The Arizona Coyotes did something few people suspected at this year's draft. They decided to forego a defenceman with the 7th overall pick and instead chose Clayton Keller, a highly skilled playmaker from the United Sates National Development Team.
GM John Chayka has shown that he is willing to go high-risk, high-reward. Let’s look at why Keller could be one the highest rewards ryet.
#3 - Clayton Keller - Center - USNDT/Boston University - 7th overall pick, 2016 NHL Draft
Highest Rank: 3
Lowest Rank: 11
Born in Chesterfield, Missouri and raised in Swansea, Illinois, Clayton Keller is one of the growing number of smaller, highly skilled players that have been gaining prominence in the NHL lately. At 5’ 10", 170 pounds Keller is a player in the image of Tyler Johnson (5’ 8", 185 pounds), Johnny Gaudreau (5’9" 157"), or Mitch Marner (5’11", 164 pounds).
Clayton Keller has exceeded at every level of hockey he has played thus far. Coming from the growing United States National Team Development Program, Keller was a point per game player with the U17 and U18 teams and with the US team at the IIHF World U18 Championship in 2015 and 2016. He currently holds the record for most assists in a season with the USNTDP with 70 and all-time points with 182. For comparison the USNTDP has notable alumni like Patrick Kane and Auston Matthews, and Keller bested them all.
Keller’s game is highlighted by his skating, his vision, and his ability to create offense.
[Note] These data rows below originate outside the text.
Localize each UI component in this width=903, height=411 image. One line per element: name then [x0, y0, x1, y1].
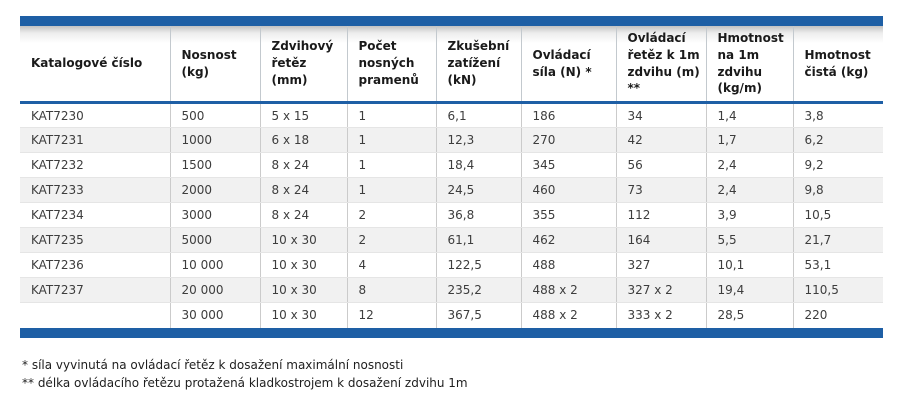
table-cell: 4 — [347, 253, 436, 278]
product-spec-table — [20, 26, 883, 328]
table-cell: 488 x 2 — [521, 278, 616, 303]
table-row — [20, 278, 883, 303]
table-cell: KAT7231 — [20, 128, 170, 153]
table-cell: 10 x 30 — [260, 278, 347, 303]
table-cell: 460 — [521, 178, 616, 203]
table-cell: 333 x 2 — [616, 303, 706, 328]
table-cell: 5,5 — [706, 228, 793, 253]
table-cell: 3,9 — [706, 203, 793, 228]
table-cell: 10,1 — [706, 253, 793, 278]
table-cell: 122,5 — [436, 253, 521, 278]
table-cell: 8 x 24 — [260, 203, 347, 228]
table-cell: 10,5 — [793, 203, 883, 228]
table-cell: 53,1 — [793, 253, 883, 278]
table-cell: 1000 — [170, 128, 260, 153]
table-cell: 5000 — [170, 228, 260, 253]
table-cell: 2,4 — [706, 178, 793, 203]
table-cell: 36,8 — [436, 203, 521, 228]
table-cell: 9,2 — [793, 153, 883, 178]
table-row — [20, 203, 883, 228]
table-cell: 367,5 — [436, 303, 521, 328]
table-cell: 220 — [793, 303, 883, 328]
footnote-max-load-force: * síla vyvinutá na ovládací řetěz k dosažení maximální nosnosti — [22, 358, 404, 372]
table-cell: 1 — [347, 128, 436, 153]
table-cell: 20 000 — [170, 278, 260, 303]
col-header-zdvihovy-retez: Zdvihový řetěz (mm) — [260, 26, 347, 103]
table-cell: 235,2 — [436, 278, 521, 303]
table-cell: 1,4 — [706, 103, 793, 128]
table-cell: 164 — [616, 228, 706, 253]
table-cell: 9,8 — [793, 178, 883, 203]
table-cell: 1 — [347, 153, 436, 178]
table-cell: KAT7230 — [20, 103, 170, 128]
table-cell: 73 — [616, 178, 706, 203]
table-cell: 61,1 — [436, 228, 521, 253]
table-cell: 345 — [521, 153, 616, 178]
table-cell: 10 x 30 — [260, 228, 347, 253]
table-cell: 6,2 — [793, 128, 883, 153]
col-header-ovladaci-retez: Ovládací řetěz k 1m zdvihu (m) ** — [616, 26, 706, 103]
col-header-nosnost: Nosnost (kg) — [170, 26, 260, 103]
col-header-hmotnost-na-1m: Hmotnost na 1m zdvihu (kg/m) — [706, 26, 793, 103]
table-cell: 112 — [616, 203, 706, 228]
table-cell: 1 — [347, 178, 436, 203]
table-cell: 8 — [347, 278, 436, 303]
footnotes — [22, 356, 468, 392]
table-cell: 18,4 — [436, 153, 521, 178]
table-row — [20, 303, 883, 328]
table-cell: 10 x 30 — [260, 253, 347, 278]
table-row — [20, 128, 883, 153]
table-cell: 327 x 2 — [616, 278, 706, 303]
table-cell: KAT7232 — [20, 153, 170, 178]
table-cell: 8 x 24 — [260, 178, 347, 203]
catalog-table-panel — [20, 16, 883, 338]
table-cell: 462 — [521, 228, 616, 253]
table-cell: 3,8 — [793, 103, 883, 128]
table-cell: KAT7234 — [20, 203, 170, 228]
table-cell: 1500 — [170, 153, 260, 178]
table-cell: 10 x 30 — [260, 303, 347, 328]
table-row — [20, 178, 883, 203]
table-cell: 1,7 — [706, 128, 793, 153]
table-cell: 28,5 — [706, 303, 793, 328]
table-top-accent-bar — [20, 16, 883, 26]
table-cell: 500 — [170, 103, 260, 128]
table-cell: 12 — [347, 303, 436, 328]
table-cell: 270 — [521, 128, 616, 153]
col-header-ovladaci-sila: Ovládací síla (N) * — [521, 26, 616, 103]
table-cell: KAT7235 — [20, 228, 170, 253]
table-row — [20, 153, 883, 178]
col-header-hmotnost-cista: Hmotnost čistá (kg) — [793, 26, 883, 103]
table-cell: 355 — [521, 203, 616, 228]
table-cell: KAT7233 — [20, 178, 170, 203]
table-cell: 6 x 18 — [260, 128, 347, 153]
table-cell: 19,4 — [706, 278, 793, 303]
table-cell: 12,3 — [436, 128, 521, 153]
table-cell: 488 — [521, 253, 616, 278]
table-cell: 56 — [616, 153, 706, 178]
table-cell: 2000 — [170, 178, 260, 203]
table-cell: 34 — [616, 103, 706, 128]
table-cell: 42 — [616, 128, 706, 153]
table-cell: 8 x 24 — [260, 153, 347, 178]
table-row — [20, 253, 883, 278]
footnote-chain-length: ** délka ovládacího řetězu protažená kladkostrojem k dosažení zdvihu 1m — [22, 376, 468, 390]
table-cell: KAT7236 — [20, 253, 170, 278]
table-cell: 110,5 — [793, 278, 883, 303]
table-cell: KAT7237 — [20, 278, 170, 303]
col-header-katalogove-cislo: Katalogové číslo — [20, 26, 170, 103]
table-cell: 5 x 15 — [260, 103, 347, 128]
table-cell: 21,7 — [793, 228, 883, 253]
table-cell — [20, 303, 170, 328]
table-cell: 6,1 — [436, 103, 521, 128]
table-cell: 327 — [616, 253, 706, 278]
col-header-pocet-nosnych-pramenu: Počet nosných pramenů — [347, 26, 436, 103]
table-cell: 30 000 — [170, 303, 260, 328]
table-cell: 3000 — [170, 203, 260, 228]
table-cell: 1 — [347, 103, 436, 128]
table-cell: 2 — [347, 203, 436, 228]
col-header-zkusebni-zatizeni: Zkušební zatížení (kN) — [436, 26, 521, 103]
table-row — [20, 228, 883, 253]
table-cell: 24,5 — [436, 178, 521, 203]
table-header-row — [20, 26, 883, 103]
table-row — [20, 103, 883, 128]
table-cell: 2,4 — [706, 153, 793, 178]
table-cell: 488 x 2 — [521, 303, 616, 328]
table-bottom-accent-bar — [20, 328, 883, 338]
table-cell: 10 000 — [170, 253, 260, 278]
table-cell: 186 — [521, 103, 616, 128]
table-cell: 2 — [347, 228, 436, 253]
table-body — [20, 103, 883, 328]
At the prospect development camp scrimmage, Keller was able to stand out against older draft picks like Dylan Strome and Christian Dvorak by showcasing his creativity in the offensive zone. He isn’t all offense either; the USNTDP used him for defensive draws and penalty kills regularly.
With all the skills necessary to be a great playmaker in the NHL, it's only a matter of time before Keller is set to make an impact for the Coyotes. Keller could be for the Coyotes what Ray Whitney (another short player at 5’ 10") was during his two seasons with the team, a highly skilled player who had the ability to carry the team’s offense for stretches.
Keller still has a ways to go before he is going to see action in the NHL, and a year at Boston University should help. Right now strength may be the biggest area he should focus on, and as we have noted in the past, the shorter NCAA schedule should allow more time to build strength in the next year. He will also likely have to move over from center to wing, which if anything should actually make his adjustment to the NHL easier.
Keller has stated his plan is to be ready to make the Coyotes by the 2017-18 season, which is a lofty goal, But for Clayton Keller, it's one that is definitely possible.